Some 1,800 people now have been touched by Collegium. The outline of the program, the purpose of each day, the small groups and faculty mentors, even the schedule, remain close to what Tom and his colleagues originally proposed. Themes of wonder, community, sacramentality, and social responsibility are still there, all informed by Tom’s characteristic modesty. But some things have changed. In the early days there were more graduate students, perhaps because there was less space for religion at major research universities than there is now. It was easier to recruit men than women at first, but balance has long been achieved.

In the early days, people arrived a little uneasy about the whole idea of religion and academic life, even more anxious about Catholicism: Were they being trained to serve as useful guests at colleges and universities that were really family firms dominated by the really Catholic Catholics? Tom more or less banned Catholic insider talk, and made sure theologians did not dominate the conversations. He now reports that uneasiness is gone as new arrivals have been given positive reports by Collegium alumni back home.
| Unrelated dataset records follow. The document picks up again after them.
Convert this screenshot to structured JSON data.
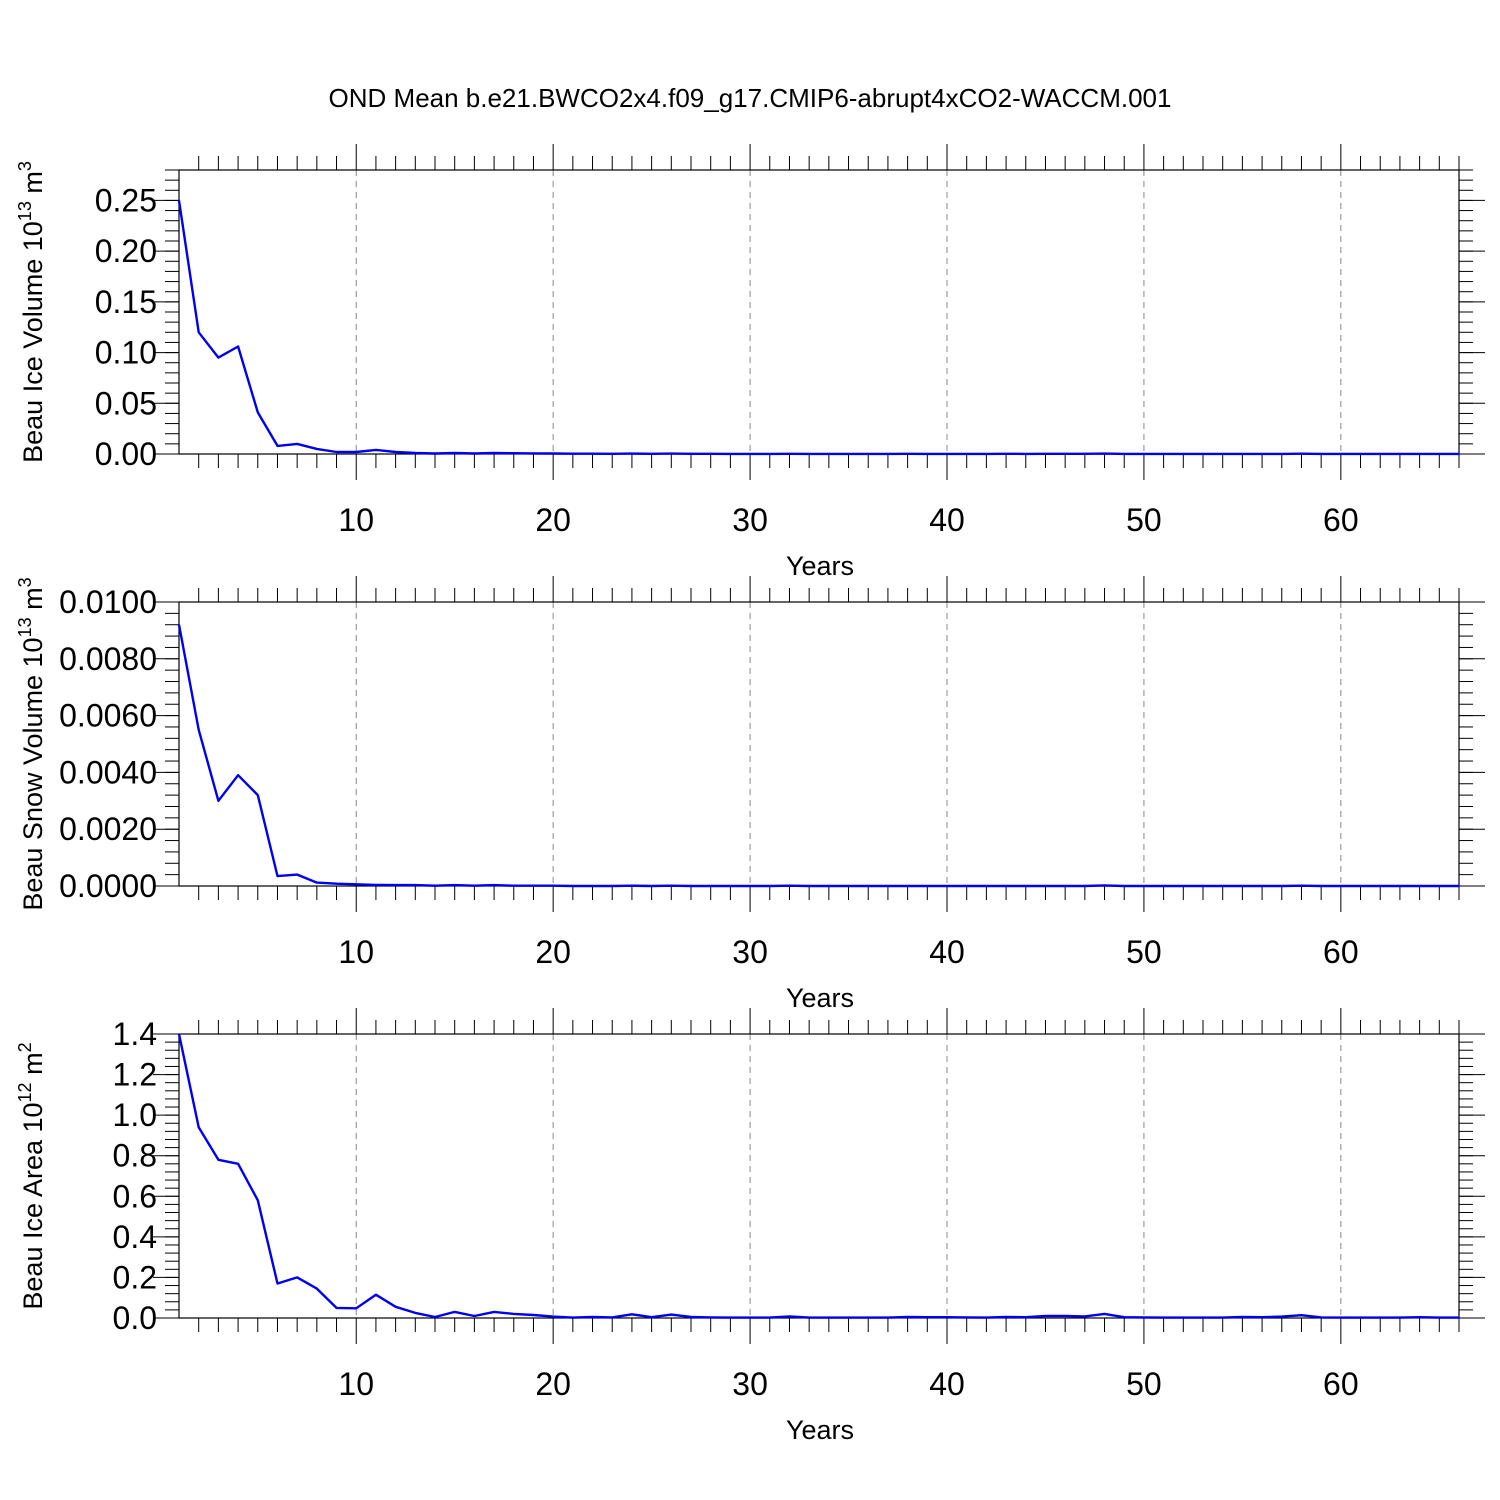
{
  "title": "OND Mean b.e21.BWCO2x4.f09_g17.CMIP6-abrupt4xCO2-WACCM.001",
  "chart_data": [
    {
      "type": "line",
      "title": "",
      "xlabel": "Years",
      "ylabel": {
        "text": "Beau Ice Volume 10",
        "exp": "13",
        "unit": " m",
        "unit_exp": "3"
      },
      "xlim": [
        1,
        66
      ],
      "ylim": [
        0,
        0.28
      ],
      "xticks": [
        10,
        20,
        30,
        40,
        50,
        60
      ],
      "yticks": [
        0.0,
        0.05,
        0.1,
        0.15,
        0.2,
        0.25
      ],
      "ytick_labels": [
        "0.00",
        "0.05",
        "0.10",
        "0.15",
        "0.20",
        "0.25"
      ],
      "grid": "vertical dashed",
      "series": [
        {
          "color": "#0000ee",
          "x": [
            1,
            2,
            3,
            4,
            5,
            6,
            7,
            8,
            9,
            10,
            11,
            12,
            13,
            14,
            15,
            16,
            17,
            18,
            19,
            20,
            21,
            22,
            23,
            24,
            25,
            26,
            27,
            28,
            29,
            30,
            31,
            32,
            33,
            34,
            35,
            36,
            37,
            38,
            39,
            40,
            41,
            42,
            43,
            44,
            45,
            46,
            47,
            48,
            49,
            50,
            51,
            52,
            53,
            54,
            55,
            56,
            57,
            58,
            59,
            60,
            61,
            62,
            63,
            64,
            65,
            66
          ],
          "values": [
            0.25,
            0.12,
            0.095,
            0.106,
            0.041,
            0.008,
            0.01,
            0.005,
            0.002,
            0.002,
            0.004,
            0.002,
            0.001,
            0.0005,
            0.001,
            0.0005,
            0.001,
            0.0008,
            0.0006,
            0.0005,
            0.0003,
            0.0003,
            0.0002,
            0.0004,
            0.0002,
            0.0004,
            0.0002,
            0.0002,
            0.0001,
            0.0001,
            0.0001,
            0.0002,
            0.0001,
            0.0001,
            0.0001,
            0.0001,
            0.0001,
            0.0002,
            0.0001,
            0.0001,
            0.0001,
            0.0001,
            0.0002,
            0.0001,
            0.0002,
            0.0002,
            0.0002,
            0.0004,
            0.0001,
            0.0001,
            0.0001,
            0.0001,
            0.0001,
            0.0001,
            0.0001,
            0.0001,
            0.0001,
            0.0003,
            0.0001,
            0.0001,
            0.0001,
            0.0001,
            0.0001,
            0.0001,
            0.0001,
            0.0001
          ]
        }
      ]
    },
    {
      "type": "line",
      "title": "",
      "xlabel": "Years",
      "ylabel": {
        "text": "Beau Snow Volume 10",
        "exp": "13",
        "unit": " m",
        "unit_exp": "3"
      },
      "xlim": [
        1,
        66
      ],
      "ylim": [
        0,
        0.01
      ],
      "xticks": [
        10,
        20,
        30,
        40,
        50,
        60
      ],
      "yticks": [
        0.0,
        0.002,
        0.004,
        0.006,
        0.008,
        0.01
      ],
      "ytick_labels": [
        "0.0000",
        "0.0020",
        "0.0040",
        "0.0060",
        "0.0080",
        "0.0100"
      ],
      "grid": "vertical dashed",
      "series": [
        {
          "color": "#0000ee",
          "x": [
            1,
            2,
            3,
            4,
            5,
            6,
            7,
            8,
            9,
            10,
            11,
            12,
            13,
            14,
            15,
            16,
            17,
            18,
            19,
            20,
            21,
            22,
            23,
            24,
            25,
            26,
            27,
            28,
            29,
            30,
            31,
            32,
            33,
            34,
            35,
            36,
            37,
            38,
            39,
            40,
            41,
            42,
            43,
            44,
            45,
            46,
            47,
            48,
            49,
            50,
            51,
            52,
            53,
            54,
            55,
            56,
            57,
            58,
            59,
            60,
            61,
            62,
            63,
            64,
            65,
            66
          ],
          "values": [
            0.0092,
            0.0055,
            0.003,
            0.0039,
            0.0032,
            0.00035,
            0.0004,
            0.00012,
            8e-05,
            6e-05,
            4e-05,
            3e-05,
            3e-05,
            1e-05,
            3e-05,
            1e-05,
            3e-05,
            1e-05,
            1e-05,
            1e-05,
            0.0,
            0.0,
            0.0,
            1e-05,
            0.0,
            1e-05,
            0.0,
            0.0,
            0.0,
            0.0,
            0.0,
            1e-05,
            0.0,
            0.0,
            0.0,
            0.0,
            0.0,
            0.0,
            0.0,
            0.0,
            0.0,
            0.0,
            0.0,
            0.0,
            0.0,
            0.0,
            0.0,
            2e-05,
            0.0,
            0.0,
            0.0,
            0.0,
            0.0,
            0.0,
            0.0,
            0.0,
            0.0,
            1e-05,
            0.0,
            0.0,
            0.0,
            0.0,
            0.0,
            0.0,
            0.0,
            0.0
          ]
        }
      ]
    },
    {
      "type": "line",
      "title": "",
      "xlabel": "Years",
      "ylabel": {
        "text": "Beau Ice Area 10",
        "exp": "12",
        "unit": " m",
        "unit_exp": "2"
      },
      "xlim": [
        1,
        66
      ],
      "ylim": [
        0,
        1.4
      ],
      "xticks": [
        10,
        20,
        30,
        40,
        50,
        60
      ],
      "yticks": [
        0.0,
        0.2,
        0.4,
        0.6,
        0.8,
        1.0,
        1.2,
        1.4
      ],
      "ytick_labels": [
        "0.0",
        "0.2",
        "0.4",
        "0.6",
        "0.8",
        "1.0",
        "1.2",
        "1.4"
      ],
      "grid": "vertical dashed",
      "series": [
        {
          "color": "#0000ee",
          "x": [
            1,
            2,
            3,
            4,
            5,
            6,
            7,
            8,
            9,
            10,
            11,
            12,
            13,
            14,
            15,
            16,
            17,
            18,
            19,
            20,
            21,
            22,
            23,
            24,
            25,
            26,
            27,
            28,
            29,
            30,
            31,
            32,
            33,
            34,
            35,
            36,
            37,
            38,
            39,
            40,
            41,
            42,
            43,
            44,
            45,
            46,
            47,
            48,
            49,
            50,
            51,
            52,
            53,
            54,
            55,
            56,
            57,
            58,
            59,
            60,
            61,
            62,
            63,
            64,
            65,
            66
          ],
          "values": [
            1.4,
            0.94,
            0.78,
            0.76,
            0.58,
            0.17,
            0.2,
            0.145,
            0.05,
            0.048,
            0.115,
            0.055,
            0.025,
            0.005,
            0.03,
            0.01,
            0.03,
            0.02,
            0.015,
            0.007,
            0.002,
            0.005,
            0.003,
            0.018,
            0.004,
            0.017,
            0.005,
            0.003,
            0.002,
            0.002,
            0.002,
            0.008,
            0.002,
            0.002,
            0.002,
            0.002,
            0.002,
            0.005,
            0.004,
            0.004,
            0.003,
            0.002,
            0.005,
            0.004,
            0.01,
            0.01,
            0.008,
            0.02,
            0.004,
            0.003,
            0.002,
            0.002,
            0.002,
            0.002,
            0.005,
            0.004,
            0.007,
            0.014,
            0.003,
            0.002,
            0.002,
            0.002,
            0.002,
            0.004,
            0.002,
            0.002
          ]
        }
      ]
    }
  ]
}
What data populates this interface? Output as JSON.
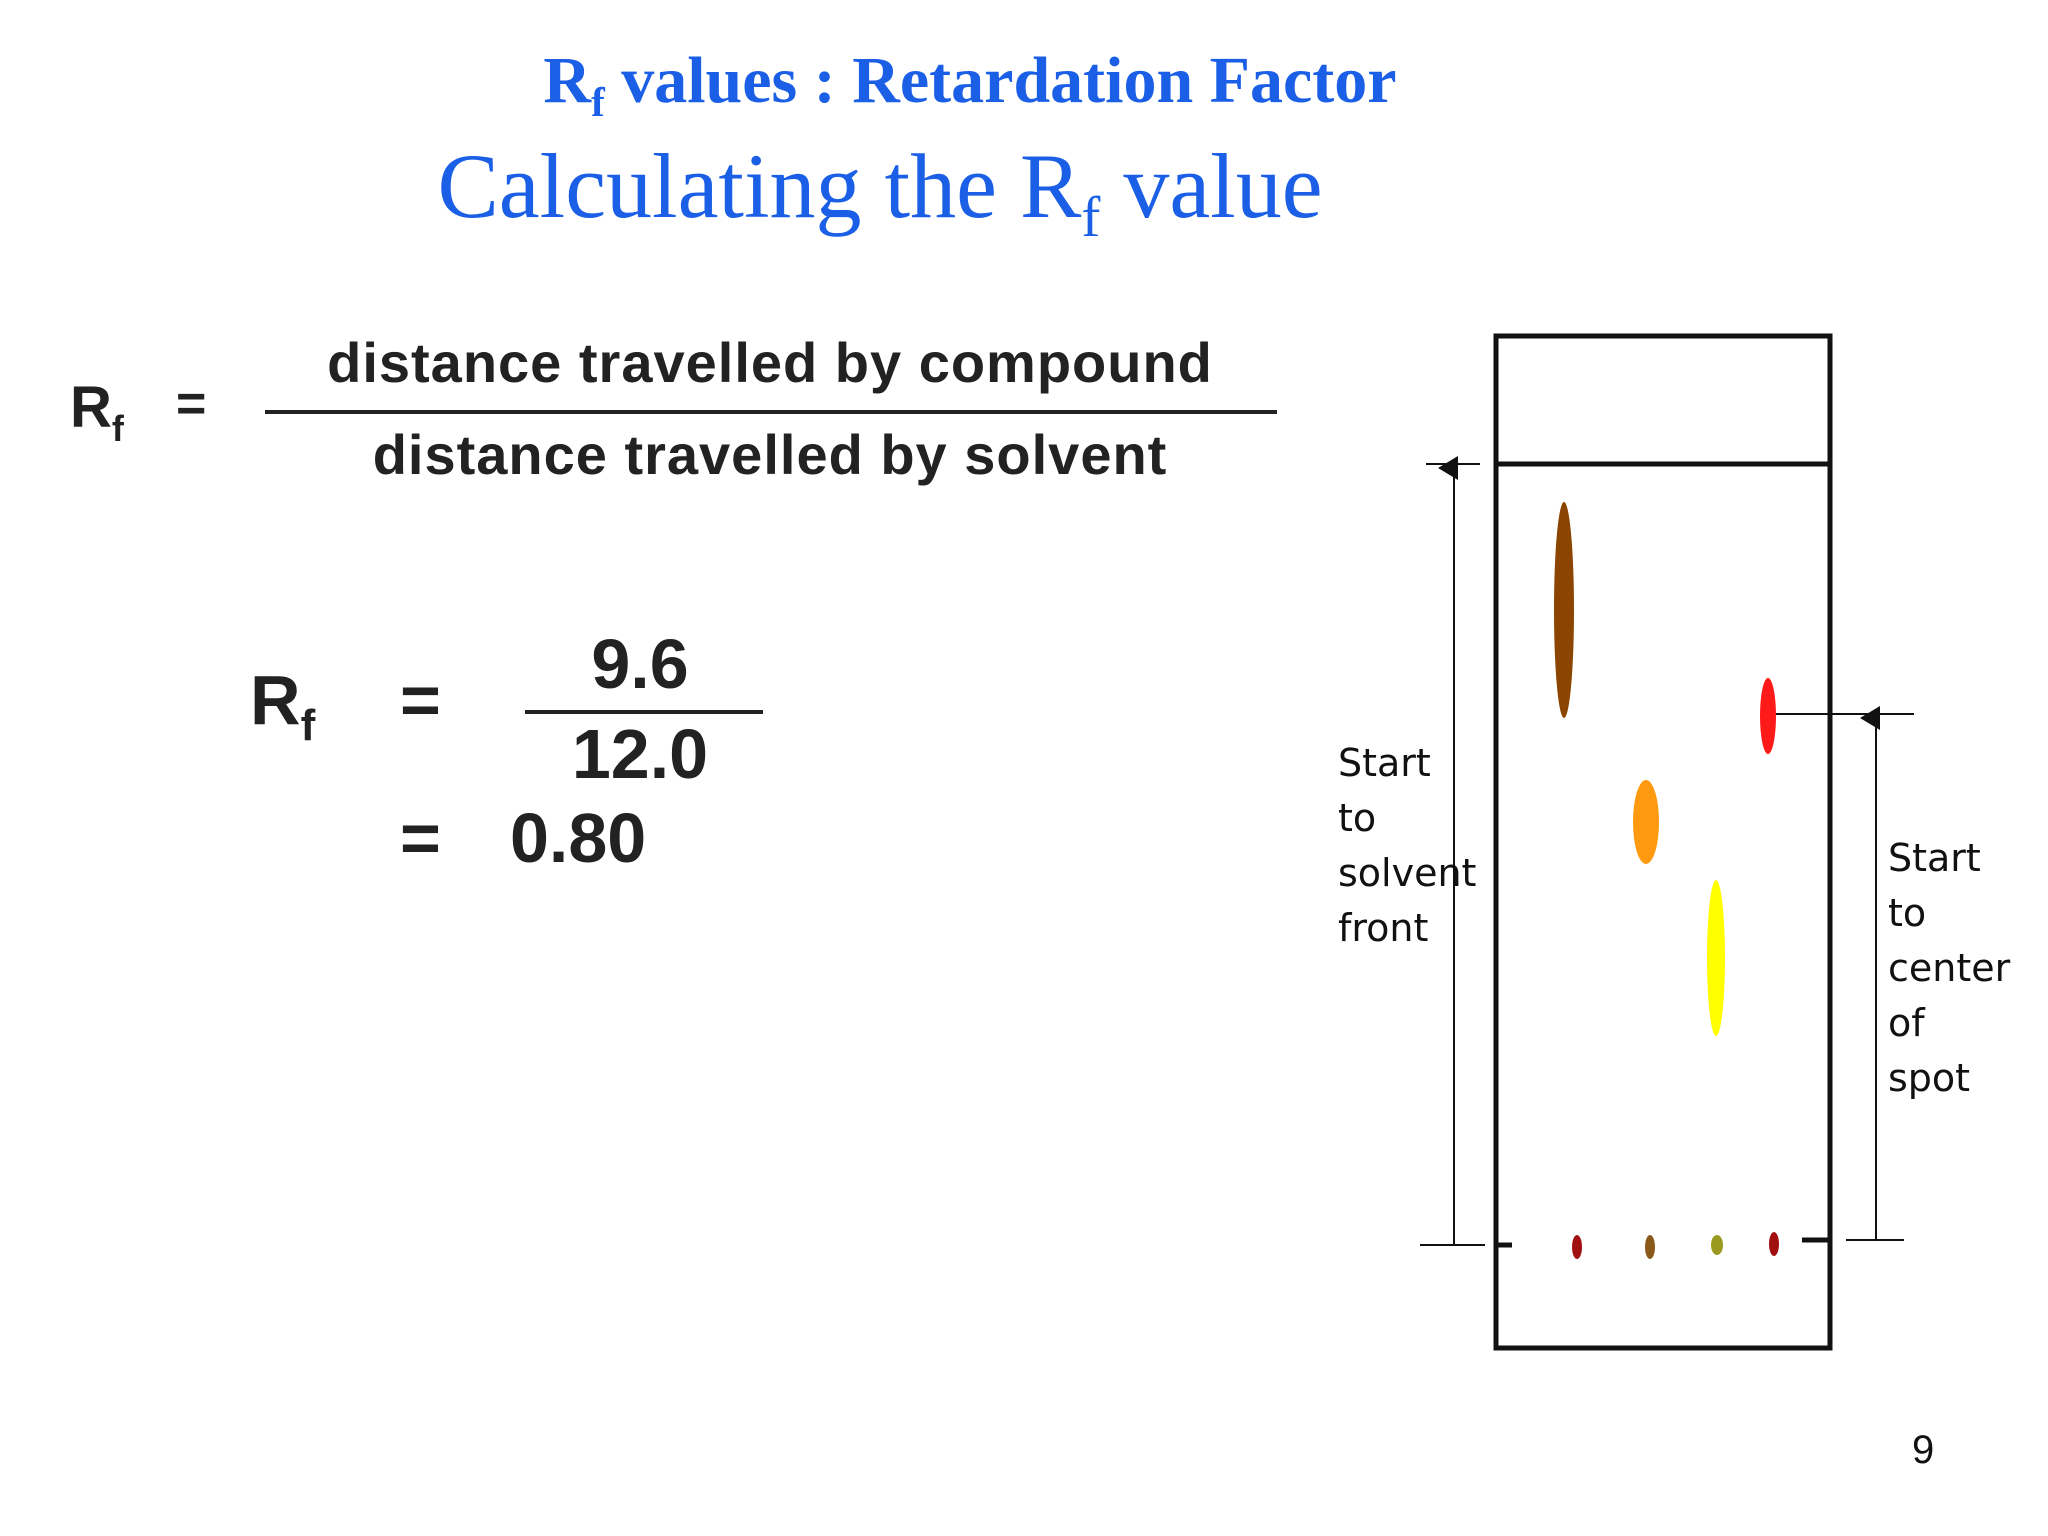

I have not been there for a few years, but I suspect that a little anxiety about the Catholic connection persists. I recall a day at Collegeville when the New York Times carried a front-page story that the Pope had once again decided there would never be women priests and said the question was settled and no further discussion would be allowed. The wonderfully smart young scholars in my small group were kind enough to be more amused than angry at the “end of discussion” mandate. In fact, Tom’s open and trusting leadership and the honesty, generosity, and intelligence of the participants in all their religious and cultural diversity make it easier for people like me to hold on to our American and Christian confidence that the beloved community is a genuine historical possibility.

Tom’s project reflects three of his great virtues:

Faith that the theological and spiritual resources of the Christian tradition can enrich the lives of scholars and teachers and, through them, strengthen our academic institutions and deepen our shared intelligence and imagination.
Hope that religion, so long marginalized in academic life, can recover its capacity to help people find meaning in their experience, personal and historical, and inspire them to use their gifts for the building up of the human family.
And love. Tom believed that most scholars and teachers really love their work, and he wanted to name that love and affirm its importance. Others in Catholic higher education might worry about identity as difference and distance from others, but Tom never talks about us and them and almost never uses the word secular. Instead, he helps us think about the academic vocation that unites all of us who devote our lives to scholarship and teaching.

If you want to know more about the future of American intellectual life, Catholic and otherwise, talk to Tom Landy. And if you have not done so already, take part in a Collegium colloquy.